The Insurance Regulatory and Development Authority of India (IRDAI) has come out with a circular that will allow both general and standalone health insurance companies to offer policyholders the option to pay the premium in installments, be it monthly, quarterly or half-yearly. Earlier health insurance premium was collected by insurers only on an annual basis.
IRDA has permitted health insurers to make changes as an increase in maximum premiums or decrease in minimum premiums, as well as the maximum entry age. Generally, 65 years of age has been set as the maximum age limit of health insurance policies. However, insurers can now bring in changes to that go beyond the limit of 65 years.
Anurag Rastogi, Chief Actuary and Chief Underwriting Officer, HDFC ERGO General Insurance, says, “The inflation in health care costs is high which is pushing the need and demand for high sum insured health insurance. These high sum insured products may be expensive and some buyers may find it difficult to pay the entire premium in one go. Hence, this is quite a welcome move, as it aims at easing the cash flow problems of prospective health insurance customers.”
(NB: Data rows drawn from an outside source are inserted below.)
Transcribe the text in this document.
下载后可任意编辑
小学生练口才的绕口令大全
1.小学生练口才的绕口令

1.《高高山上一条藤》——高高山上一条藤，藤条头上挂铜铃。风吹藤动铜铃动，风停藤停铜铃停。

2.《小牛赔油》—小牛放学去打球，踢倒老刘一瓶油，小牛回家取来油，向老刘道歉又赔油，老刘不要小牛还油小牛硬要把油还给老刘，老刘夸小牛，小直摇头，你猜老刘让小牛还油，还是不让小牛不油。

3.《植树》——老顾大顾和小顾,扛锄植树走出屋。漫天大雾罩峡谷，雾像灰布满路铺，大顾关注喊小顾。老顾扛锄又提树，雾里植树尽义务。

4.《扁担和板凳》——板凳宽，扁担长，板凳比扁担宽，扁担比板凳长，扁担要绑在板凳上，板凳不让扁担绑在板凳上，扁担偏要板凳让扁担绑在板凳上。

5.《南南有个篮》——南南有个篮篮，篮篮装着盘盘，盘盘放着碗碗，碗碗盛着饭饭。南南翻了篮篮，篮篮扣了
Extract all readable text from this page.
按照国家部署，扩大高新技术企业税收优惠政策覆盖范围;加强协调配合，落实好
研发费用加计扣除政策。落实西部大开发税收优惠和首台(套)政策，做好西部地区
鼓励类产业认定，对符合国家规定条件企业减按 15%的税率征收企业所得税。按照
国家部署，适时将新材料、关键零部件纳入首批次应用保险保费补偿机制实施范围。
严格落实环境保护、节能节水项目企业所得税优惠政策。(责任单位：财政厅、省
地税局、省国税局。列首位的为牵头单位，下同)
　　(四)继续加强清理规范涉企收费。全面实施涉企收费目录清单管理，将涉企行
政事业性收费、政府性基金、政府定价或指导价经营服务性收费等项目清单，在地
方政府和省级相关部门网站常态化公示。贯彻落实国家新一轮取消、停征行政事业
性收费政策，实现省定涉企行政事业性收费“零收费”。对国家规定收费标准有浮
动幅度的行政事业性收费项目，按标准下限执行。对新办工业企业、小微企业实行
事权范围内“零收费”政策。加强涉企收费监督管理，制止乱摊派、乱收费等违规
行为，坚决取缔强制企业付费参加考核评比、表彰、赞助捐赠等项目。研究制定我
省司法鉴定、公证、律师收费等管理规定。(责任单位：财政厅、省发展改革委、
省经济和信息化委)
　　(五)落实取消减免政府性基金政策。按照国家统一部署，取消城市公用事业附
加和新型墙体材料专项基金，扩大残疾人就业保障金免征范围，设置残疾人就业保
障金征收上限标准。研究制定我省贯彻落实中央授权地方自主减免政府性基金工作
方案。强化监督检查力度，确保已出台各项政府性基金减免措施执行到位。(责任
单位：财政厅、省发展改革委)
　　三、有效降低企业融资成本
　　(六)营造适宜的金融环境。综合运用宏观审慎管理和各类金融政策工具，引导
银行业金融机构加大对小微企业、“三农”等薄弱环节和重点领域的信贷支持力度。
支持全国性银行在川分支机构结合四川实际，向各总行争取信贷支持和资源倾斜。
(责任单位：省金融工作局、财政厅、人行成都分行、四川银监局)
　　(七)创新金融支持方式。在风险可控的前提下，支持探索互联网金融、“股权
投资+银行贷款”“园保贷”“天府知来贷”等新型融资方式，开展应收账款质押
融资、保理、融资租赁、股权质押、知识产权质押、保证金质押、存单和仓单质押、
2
IRDAI has also authorized insurers to put on additional distribution channels, without the regulator’s approval for specific products on a certification basis without any changes in the terms and conditions. Additionally, depending on the loss-ratio range, the premium can also be changed, increased or decreased by 15 per cent. Rastogi adds, “Introducing premium installment facility till now required separate product filing and approval from the regulator. However, the recent guideline makes it simple for insurers to offer premium installment facility to willing customers, thereby increasing the appeal and affordability of health insurance for a large population and helps them balance the need for appropriate risk coverage and cash outflow. This is also expected to push up the penetration of health insurance in the country.”
IRDAI in there circular also added, “There shall be no change in the basic premium table and charging structure under the approved individual product to which new premium payment mode (frequency) is being added. Factors applicable, if any, to allow the change of premium payment mode (frequencies) shall be fair and reasonable.”
The regulator also states that changes in the premium rates resulting in the increase should only be after the expiry of 3 years from the date it was approved or modified. There should be a gap of at least 3 years from the date of change effected, before bringing in any subsequent increase in the premium under the IRDAI guidelines.